FT anxiety, advice appreciated
Non-target, accepted an ER offer at a top-BB after internship. Felt my performance in general was lackluster at best. This was compounded by a poor final presentation that really paled in comparison to the other interns. I built somewhat of a 'virtual' rapport with the team and I believe this is what ultimately enabled me to scrape by and secure an offer.
Since I've returned to college, I can't help but feel a weight on my shoulders. There's a building sense of anxiety around the ever-approaching start date, which I just can't seem to shake. Worried I'm not "quick" enough for the role. Confidence is extremely low at the moment and so I'd really appreciate any advice you could share with me about how best to move forward.
Thanks to everyone on WSO, I wouldn't have been able to initially secure the internship without everyone taking the time to share their experiences on these forums!
Can’t give you any advice from experience, but I would just say that you probably are being hard on yourself compared to how you view others. You would not have gotten the offer if you aren’t someone they think can help the team. Personally, I would just practice every day at things you feel “slow” at, read, and mostly be open to learning from those around you. You got this! Best of luck.

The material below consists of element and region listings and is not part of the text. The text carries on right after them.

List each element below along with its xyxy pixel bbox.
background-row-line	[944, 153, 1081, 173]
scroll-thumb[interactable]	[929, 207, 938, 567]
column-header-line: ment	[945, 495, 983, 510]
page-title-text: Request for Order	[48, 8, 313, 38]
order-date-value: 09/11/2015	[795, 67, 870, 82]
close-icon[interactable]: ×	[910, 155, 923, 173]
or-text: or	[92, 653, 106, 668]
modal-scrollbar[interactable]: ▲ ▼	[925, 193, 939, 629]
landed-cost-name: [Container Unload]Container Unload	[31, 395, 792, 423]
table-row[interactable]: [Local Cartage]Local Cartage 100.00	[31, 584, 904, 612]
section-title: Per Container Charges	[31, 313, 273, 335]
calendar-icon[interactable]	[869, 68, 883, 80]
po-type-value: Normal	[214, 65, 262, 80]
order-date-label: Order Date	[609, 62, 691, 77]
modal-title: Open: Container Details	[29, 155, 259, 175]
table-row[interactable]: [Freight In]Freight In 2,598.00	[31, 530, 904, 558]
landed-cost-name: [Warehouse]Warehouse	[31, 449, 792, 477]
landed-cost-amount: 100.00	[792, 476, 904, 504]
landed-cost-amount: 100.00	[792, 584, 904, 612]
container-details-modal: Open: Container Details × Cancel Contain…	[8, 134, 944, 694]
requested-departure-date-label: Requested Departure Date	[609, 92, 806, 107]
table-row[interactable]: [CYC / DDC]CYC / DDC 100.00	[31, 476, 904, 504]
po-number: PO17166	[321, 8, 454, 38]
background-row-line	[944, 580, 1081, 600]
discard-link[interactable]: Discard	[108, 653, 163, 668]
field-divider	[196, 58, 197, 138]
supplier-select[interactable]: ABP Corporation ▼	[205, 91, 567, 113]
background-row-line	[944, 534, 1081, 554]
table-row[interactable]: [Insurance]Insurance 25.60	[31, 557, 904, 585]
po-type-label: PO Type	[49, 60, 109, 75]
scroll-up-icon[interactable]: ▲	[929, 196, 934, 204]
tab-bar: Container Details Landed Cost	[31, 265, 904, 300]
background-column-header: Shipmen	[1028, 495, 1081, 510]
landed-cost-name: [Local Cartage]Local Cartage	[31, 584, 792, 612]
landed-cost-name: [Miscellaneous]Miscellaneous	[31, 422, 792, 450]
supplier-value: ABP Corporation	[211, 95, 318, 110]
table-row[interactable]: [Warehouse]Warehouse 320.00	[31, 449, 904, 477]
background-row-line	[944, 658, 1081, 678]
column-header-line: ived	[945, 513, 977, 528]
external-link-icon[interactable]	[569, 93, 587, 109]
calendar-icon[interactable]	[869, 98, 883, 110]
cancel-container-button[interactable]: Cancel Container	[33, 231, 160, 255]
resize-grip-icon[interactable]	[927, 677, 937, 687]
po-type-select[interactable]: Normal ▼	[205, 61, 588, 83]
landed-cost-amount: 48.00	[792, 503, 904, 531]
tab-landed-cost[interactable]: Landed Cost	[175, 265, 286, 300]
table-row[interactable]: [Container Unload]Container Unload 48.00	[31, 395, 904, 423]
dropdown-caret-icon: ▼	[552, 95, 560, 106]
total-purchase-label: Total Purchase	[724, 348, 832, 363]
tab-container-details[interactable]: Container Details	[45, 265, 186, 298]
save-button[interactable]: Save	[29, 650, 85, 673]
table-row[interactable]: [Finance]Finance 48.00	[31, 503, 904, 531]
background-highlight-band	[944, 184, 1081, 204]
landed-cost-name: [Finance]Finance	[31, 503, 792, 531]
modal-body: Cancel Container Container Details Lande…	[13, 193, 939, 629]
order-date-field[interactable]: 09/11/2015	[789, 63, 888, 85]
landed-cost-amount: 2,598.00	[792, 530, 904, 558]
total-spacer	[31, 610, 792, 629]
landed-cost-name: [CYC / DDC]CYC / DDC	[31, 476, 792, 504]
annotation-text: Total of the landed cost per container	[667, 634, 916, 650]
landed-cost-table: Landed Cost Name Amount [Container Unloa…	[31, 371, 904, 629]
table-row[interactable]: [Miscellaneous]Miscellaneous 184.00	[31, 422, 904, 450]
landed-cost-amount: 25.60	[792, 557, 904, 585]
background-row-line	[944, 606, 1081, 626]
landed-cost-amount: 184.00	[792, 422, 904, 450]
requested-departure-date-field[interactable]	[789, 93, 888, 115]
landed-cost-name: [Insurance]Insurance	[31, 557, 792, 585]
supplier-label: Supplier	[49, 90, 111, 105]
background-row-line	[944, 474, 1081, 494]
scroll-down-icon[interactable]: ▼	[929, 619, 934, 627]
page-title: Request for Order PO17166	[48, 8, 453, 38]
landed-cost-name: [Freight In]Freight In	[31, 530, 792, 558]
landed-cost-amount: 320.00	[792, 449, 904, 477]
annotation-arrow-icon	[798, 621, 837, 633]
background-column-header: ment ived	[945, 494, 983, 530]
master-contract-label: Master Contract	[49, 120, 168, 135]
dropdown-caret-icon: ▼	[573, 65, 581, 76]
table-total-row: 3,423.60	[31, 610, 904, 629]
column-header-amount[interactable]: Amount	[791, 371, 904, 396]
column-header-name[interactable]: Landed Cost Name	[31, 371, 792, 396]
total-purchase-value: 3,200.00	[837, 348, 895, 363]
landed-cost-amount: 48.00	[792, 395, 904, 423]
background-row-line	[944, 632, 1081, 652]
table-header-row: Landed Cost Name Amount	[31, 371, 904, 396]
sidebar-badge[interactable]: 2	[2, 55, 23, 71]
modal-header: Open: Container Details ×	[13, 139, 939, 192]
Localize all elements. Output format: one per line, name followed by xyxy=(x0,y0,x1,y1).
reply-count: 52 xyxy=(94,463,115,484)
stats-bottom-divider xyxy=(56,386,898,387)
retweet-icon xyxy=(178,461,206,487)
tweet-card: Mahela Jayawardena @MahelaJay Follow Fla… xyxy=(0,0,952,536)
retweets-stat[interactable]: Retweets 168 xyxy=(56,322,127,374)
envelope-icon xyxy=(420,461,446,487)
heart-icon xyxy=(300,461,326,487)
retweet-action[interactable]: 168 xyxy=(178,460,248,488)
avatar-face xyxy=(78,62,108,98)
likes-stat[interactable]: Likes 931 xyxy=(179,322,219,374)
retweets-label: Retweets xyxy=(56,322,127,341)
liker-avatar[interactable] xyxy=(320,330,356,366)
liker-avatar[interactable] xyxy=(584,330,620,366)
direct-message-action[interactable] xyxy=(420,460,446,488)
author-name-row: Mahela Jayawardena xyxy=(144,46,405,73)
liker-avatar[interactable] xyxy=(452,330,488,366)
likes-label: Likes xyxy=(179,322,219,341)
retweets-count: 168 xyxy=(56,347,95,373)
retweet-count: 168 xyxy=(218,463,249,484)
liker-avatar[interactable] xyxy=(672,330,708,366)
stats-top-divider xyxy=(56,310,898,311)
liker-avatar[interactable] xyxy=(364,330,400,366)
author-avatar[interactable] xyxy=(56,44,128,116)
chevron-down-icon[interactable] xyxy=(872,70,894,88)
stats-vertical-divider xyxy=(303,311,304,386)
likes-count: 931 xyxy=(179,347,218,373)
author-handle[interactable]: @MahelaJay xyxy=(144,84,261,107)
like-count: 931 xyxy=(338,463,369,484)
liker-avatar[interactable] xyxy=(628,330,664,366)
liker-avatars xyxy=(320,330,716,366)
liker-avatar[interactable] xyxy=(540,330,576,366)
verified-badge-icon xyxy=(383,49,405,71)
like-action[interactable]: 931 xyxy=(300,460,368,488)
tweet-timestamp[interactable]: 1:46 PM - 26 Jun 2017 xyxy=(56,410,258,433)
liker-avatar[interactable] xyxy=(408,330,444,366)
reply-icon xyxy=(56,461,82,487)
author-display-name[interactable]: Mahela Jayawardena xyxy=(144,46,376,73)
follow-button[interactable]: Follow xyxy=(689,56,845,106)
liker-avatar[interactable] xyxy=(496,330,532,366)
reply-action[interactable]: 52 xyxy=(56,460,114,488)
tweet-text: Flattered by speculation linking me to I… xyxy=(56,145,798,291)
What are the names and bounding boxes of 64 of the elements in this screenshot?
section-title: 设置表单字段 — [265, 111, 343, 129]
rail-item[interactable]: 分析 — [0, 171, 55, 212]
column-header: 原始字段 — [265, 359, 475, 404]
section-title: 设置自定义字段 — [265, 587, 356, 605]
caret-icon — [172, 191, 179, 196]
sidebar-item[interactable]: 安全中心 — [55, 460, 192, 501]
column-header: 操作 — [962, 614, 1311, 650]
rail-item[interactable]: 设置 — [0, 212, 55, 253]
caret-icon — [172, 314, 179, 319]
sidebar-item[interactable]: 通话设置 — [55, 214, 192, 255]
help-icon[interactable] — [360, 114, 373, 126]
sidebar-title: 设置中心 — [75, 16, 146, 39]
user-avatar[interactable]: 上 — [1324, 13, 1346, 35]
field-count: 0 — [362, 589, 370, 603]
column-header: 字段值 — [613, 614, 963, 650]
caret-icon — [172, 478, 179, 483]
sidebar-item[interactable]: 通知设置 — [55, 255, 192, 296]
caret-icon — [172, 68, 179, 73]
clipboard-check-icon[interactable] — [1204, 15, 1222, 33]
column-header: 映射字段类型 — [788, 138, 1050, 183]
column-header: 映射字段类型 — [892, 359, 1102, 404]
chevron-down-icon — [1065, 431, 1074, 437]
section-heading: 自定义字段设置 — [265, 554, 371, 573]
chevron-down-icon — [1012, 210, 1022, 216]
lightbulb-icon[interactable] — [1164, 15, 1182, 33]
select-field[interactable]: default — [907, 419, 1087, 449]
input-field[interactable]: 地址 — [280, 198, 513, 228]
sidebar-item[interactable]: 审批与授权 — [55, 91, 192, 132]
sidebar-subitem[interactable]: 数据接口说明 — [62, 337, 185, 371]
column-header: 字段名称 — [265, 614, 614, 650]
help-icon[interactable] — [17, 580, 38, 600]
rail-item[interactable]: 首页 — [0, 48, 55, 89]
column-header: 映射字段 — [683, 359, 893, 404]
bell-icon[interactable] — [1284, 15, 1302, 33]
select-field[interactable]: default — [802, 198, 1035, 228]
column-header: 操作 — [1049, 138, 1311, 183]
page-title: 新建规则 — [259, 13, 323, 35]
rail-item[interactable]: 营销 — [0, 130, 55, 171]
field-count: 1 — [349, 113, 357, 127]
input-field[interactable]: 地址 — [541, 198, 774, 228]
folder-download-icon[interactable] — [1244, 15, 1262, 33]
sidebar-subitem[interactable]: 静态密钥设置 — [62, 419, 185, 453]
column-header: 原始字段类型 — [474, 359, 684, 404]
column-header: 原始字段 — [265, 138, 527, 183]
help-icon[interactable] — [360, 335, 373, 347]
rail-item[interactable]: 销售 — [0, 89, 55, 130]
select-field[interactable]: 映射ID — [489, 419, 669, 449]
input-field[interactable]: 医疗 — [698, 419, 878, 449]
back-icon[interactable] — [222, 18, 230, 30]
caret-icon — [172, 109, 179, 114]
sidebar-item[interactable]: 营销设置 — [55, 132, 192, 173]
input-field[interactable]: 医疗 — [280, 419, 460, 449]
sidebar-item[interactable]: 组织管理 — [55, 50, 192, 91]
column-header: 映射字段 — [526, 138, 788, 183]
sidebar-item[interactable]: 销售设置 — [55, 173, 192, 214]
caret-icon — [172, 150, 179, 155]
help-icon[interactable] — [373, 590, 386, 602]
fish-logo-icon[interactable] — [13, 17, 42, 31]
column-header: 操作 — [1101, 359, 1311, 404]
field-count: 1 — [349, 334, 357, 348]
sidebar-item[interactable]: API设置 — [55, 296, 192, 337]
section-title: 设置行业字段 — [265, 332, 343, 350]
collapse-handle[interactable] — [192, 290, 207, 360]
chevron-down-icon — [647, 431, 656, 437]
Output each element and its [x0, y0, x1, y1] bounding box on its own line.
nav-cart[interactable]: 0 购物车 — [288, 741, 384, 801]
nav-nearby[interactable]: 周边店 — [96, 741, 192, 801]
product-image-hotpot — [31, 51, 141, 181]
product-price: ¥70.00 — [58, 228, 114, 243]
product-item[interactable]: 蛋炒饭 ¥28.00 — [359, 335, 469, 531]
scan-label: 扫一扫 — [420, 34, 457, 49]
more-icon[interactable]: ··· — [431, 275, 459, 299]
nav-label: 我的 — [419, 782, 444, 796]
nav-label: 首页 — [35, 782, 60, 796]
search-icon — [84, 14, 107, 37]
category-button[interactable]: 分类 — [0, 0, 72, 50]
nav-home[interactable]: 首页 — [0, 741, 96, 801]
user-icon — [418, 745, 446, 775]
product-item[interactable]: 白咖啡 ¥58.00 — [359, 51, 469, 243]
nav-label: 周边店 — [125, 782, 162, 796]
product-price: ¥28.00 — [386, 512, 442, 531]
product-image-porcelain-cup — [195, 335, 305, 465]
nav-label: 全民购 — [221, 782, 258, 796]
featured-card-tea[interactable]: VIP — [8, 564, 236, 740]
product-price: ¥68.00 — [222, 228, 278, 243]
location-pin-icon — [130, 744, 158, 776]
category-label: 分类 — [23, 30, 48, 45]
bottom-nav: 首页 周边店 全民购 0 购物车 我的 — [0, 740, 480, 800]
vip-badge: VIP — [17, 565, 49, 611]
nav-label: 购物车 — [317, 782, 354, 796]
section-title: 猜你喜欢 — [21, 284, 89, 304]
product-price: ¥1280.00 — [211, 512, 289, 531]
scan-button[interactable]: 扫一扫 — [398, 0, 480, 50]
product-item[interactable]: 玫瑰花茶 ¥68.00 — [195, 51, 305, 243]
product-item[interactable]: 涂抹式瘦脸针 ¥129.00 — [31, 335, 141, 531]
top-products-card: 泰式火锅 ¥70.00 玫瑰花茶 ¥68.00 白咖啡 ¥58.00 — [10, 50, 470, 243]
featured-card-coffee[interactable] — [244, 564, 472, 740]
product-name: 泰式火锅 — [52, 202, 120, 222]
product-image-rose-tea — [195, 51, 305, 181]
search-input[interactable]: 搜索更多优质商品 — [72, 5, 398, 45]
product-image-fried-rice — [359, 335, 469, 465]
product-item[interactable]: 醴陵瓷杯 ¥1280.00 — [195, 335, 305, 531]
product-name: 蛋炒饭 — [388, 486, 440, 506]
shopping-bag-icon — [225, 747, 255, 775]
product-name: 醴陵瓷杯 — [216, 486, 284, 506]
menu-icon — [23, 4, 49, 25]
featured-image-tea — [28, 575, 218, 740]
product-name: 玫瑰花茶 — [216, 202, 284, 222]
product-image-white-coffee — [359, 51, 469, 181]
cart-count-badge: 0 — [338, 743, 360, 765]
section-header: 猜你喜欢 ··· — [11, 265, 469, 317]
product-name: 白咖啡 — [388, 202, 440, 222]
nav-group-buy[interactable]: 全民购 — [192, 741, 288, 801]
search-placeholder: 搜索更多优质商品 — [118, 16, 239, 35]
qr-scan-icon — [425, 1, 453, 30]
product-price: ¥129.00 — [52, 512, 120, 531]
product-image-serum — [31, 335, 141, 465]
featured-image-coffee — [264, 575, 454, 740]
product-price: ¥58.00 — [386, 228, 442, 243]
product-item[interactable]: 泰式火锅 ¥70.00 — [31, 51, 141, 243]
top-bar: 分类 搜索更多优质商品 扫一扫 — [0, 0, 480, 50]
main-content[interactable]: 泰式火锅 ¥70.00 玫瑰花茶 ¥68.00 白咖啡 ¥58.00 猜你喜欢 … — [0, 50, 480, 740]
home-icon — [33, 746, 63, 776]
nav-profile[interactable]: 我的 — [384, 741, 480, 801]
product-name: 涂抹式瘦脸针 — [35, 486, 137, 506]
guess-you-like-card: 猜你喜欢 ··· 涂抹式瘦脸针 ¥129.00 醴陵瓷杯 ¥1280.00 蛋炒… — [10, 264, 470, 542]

Thanks for the encouraging words!
Find ways to be useful, no matter how low value the task is. And also, just be a likeable person, that helps if your technical skills aren't too sharpened yet.
Then in the meantime, work on your technical skills on the side.
Keep a log of mistakes you make, and make sure you at the very least don't make the same mistakes again.
After 9 months to a year on the job, there are only that many permutations of the tasks in SS ER that you will be fine.
Great advice, thank you. Definitely agree with your point with regards to the task scope in SS ER. Thanks again, really appreciate it!
I wouldn't stress about this. Lots of successful people can recount intern experiences where they underperformed, and often times, recall this is a catalyst which actually helped them succeed in their FT role--myself included.
Maybe you're not as skilled at Excel yet, perhaps building slide decks or writing reports reports isn't something you have as much high-level practice with doing at this point. I certainly didn't in college. With ER, most positions outside of BB's don't even take many candidates right out of undergrad anyways, because they recognize it requires a couple years out of college to really hone these core skill areas.
The best way to shake this anxiety would be to start practicing. Whether you have money now to invest or not, start reading about companies in sectors you're interested in, and develop investment ideas. Build models for your own practice and use. Practice building DCFs and relative comp sets for their peer groups and develop an informed investment thesis on the stock. Read the 10k's and Q's. Reiterating these processes and doing it out of genuine interest for markets and operating models will propel you more long-term than any kid who happens to be able to model and write circles around you at the age of 21.
1) nobody cares if you're from a target or a non-target once you're in the seat. totally irrelevant.
2) the final presentation is a skills test only and doesn't really relate to what you do in the job. It's not a product the bank sells, so it's much less important than how you do on the actual work assigned to you by the team
3) those two things are behind you and even though you didn't feel that strongly about them, they were clearly good enough that you got the offer. Now you can think about them never again for the rest of your life! relax, you did it!
4) being fast is good but doing a good job is dramatically more important. quickly getting out a table with a messed up sum formula that shows a misleading result, or rapidly sending your analyst a problematic table that she has to spend an hour fixing, is much worse than doing the job right the first time. Focus on doing things well and trying not to repeat the same mistakes over and over again, and you will naturally get a lot quicker at the things you do every day while saving your team time from doing things right the first time around.